Even art students from the premiere University of the Philippines in northern suburban Quezon City have been trekking to Makati to study pottery, learning glazing and firing from the gifted husband and wife team.

They still remember being irresolute teachers 13 years ago.

"At first, we were guided only by a strong conviction to teach to make potters out of enthusiasts in the country," said Tessie.

"In the beginning, teaching was very exhausting," explained Jon.

"The rewards of teaching started to come when we began to mellow. By that time, I could already see the look on the faces of our students, the appreciation they feel for every small thing we teach them." He said: "I have learned a lot from teaching. I have learned a lot from our students."

"Many of our students started to give up after finishing their course. Only 20 per cent or 15 people seriously pursued their art," noted d Tessie. But for Jon, that in itself is an achievement.

In the late 1980s, there were only about five major potters in the country. These were Pettyjohn and his wife, Jaime de Guzman and his wife, Anne, who is also a potter and who had left for the U.S. at that time, Lanelle Abueva, and Nelfa Querubin who also left for the U.S. where she is now recognised as a potter.

Pottery was a traditional art form in the country even before the arrival of the Spanish colonials. The prehistoric pottery collection in Manila's National Museum attests to a rich culture of pottery making among ancient Filipinos. The pottery of that time was not just useful but also ornamental.

The Pettyjons believe they have a mission to reignite the passion for pottery making among contemporary Filipino potters, to make them real craftsmen if not full time potters.

What fired them with this enthusiasm for stoneware pottery was their plan to build the so-called anagama wood-fired kiln in the tradition of the ancient practice in China and Japan 2,000 years ago.

They said it was a challenge to work on something as "mysterious and unpredictable such as a wood-fired kiln" after working on gas and electric fired-kilns for 25 years.

"There's a worldwide craze for wood firing among potters now," said Jon, adding that the building of his two by three metre wide kiln in suburban Laguna was fired by the enthusiasm to adopt something from past traditions of pottery-making.
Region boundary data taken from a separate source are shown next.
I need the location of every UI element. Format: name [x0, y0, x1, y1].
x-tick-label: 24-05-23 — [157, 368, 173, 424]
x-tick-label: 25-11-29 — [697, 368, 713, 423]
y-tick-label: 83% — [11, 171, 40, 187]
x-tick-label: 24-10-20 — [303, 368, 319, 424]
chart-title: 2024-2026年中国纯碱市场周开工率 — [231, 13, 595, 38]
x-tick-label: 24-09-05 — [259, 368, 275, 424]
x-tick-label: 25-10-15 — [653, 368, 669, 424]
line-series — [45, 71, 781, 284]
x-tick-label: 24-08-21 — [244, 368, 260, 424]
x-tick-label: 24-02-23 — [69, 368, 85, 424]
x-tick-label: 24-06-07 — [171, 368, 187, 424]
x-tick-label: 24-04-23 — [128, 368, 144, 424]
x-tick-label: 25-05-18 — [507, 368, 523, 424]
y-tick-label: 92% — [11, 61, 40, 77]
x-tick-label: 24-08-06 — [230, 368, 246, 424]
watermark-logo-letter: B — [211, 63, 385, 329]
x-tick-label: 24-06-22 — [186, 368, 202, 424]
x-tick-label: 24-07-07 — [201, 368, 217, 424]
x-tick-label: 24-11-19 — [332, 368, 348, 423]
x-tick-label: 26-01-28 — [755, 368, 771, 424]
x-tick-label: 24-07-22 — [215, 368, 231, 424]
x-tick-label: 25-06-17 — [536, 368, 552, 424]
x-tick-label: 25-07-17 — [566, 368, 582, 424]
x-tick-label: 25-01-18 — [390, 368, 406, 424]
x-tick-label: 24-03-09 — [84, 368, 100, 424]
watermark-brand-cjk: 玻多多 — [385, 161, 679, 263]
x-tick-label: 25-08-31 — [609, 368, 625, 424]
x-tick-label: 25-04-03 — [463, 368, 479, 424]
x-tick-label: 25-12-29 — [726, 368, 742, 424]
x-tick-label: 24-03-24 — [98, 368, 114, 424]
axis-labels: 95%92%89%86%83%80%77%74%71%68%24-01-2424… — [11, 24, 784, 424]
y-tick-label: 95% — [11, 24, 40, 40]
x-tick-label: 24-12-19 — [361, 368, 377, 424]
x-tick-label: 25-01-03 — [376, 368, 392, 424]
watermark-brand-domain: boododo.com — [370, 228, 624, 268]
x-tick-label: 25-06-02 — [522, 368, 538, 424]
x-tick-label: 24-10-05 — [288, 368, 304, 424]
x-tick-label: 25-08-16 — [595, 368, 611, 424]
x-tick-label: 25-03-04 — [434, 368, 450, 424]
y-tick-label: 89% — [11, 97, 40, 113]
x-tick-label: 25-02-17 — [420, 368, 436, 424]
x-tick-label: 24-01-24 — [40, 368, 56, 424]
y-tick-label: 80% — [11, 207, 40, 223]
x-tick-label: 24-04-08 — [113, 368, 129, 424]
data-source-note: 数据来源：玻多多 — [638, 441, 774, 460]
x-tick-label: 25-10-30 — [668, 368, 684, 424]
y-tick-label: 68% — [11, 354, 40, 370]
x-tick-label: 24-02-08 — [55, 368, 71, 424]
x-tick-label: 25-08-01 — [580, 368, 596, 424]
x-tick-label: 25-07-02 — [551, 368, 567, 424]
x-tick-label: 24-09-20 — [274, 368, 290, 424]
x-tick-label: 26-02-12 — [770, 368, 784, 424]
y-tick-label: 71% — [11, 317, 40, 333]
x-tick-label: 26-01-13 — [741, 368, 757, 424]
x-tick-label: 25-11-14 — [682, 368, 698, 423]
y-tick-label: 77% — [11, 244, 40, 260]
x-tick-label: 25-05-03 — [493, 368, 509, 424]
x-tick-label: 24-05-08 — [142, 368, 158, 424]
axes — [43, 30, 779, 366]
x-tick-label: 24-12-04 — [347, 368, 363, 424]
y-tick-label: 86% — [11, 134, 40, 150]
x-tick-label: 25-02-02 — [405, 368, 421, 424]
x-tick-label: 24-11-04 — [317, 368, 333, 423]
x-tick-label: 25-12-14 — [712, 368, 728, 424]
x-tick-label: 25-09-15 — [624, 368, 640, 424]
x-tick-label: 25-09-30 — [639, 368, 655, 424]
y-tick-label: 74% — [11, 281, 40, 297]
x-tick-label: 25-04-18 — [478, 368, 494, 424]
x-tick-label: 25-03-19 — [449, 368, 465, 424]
The wood-fired kiln developed from the common open-fired pottery making of the past. In the country, open-fired pottery was carried out more than 2,000 years ago.

Surprisingly, Jon says, this kind of kiln is very popular today among new stoneware potters in the country.

Famous Japanese potter, Syozu Michikawa, played a key role in the building of the new kiln. At that time the Toyota Foundation, which was tapped to fund the project, disapproved of the plan due to Japan's recession.

Unfazed, Michikawa and his friends, with the help of the potters' organisation in Seto, northern Japan, went on TV to raise funds. They succeeded in raising 75 per cent of the P 1 million ($18,867) needed for the new kiln.

Several Filipino students who paid P 5,000 ($ 94.33), for a lifetime of free firing in the kiln, raised 25 per cent of the project cost.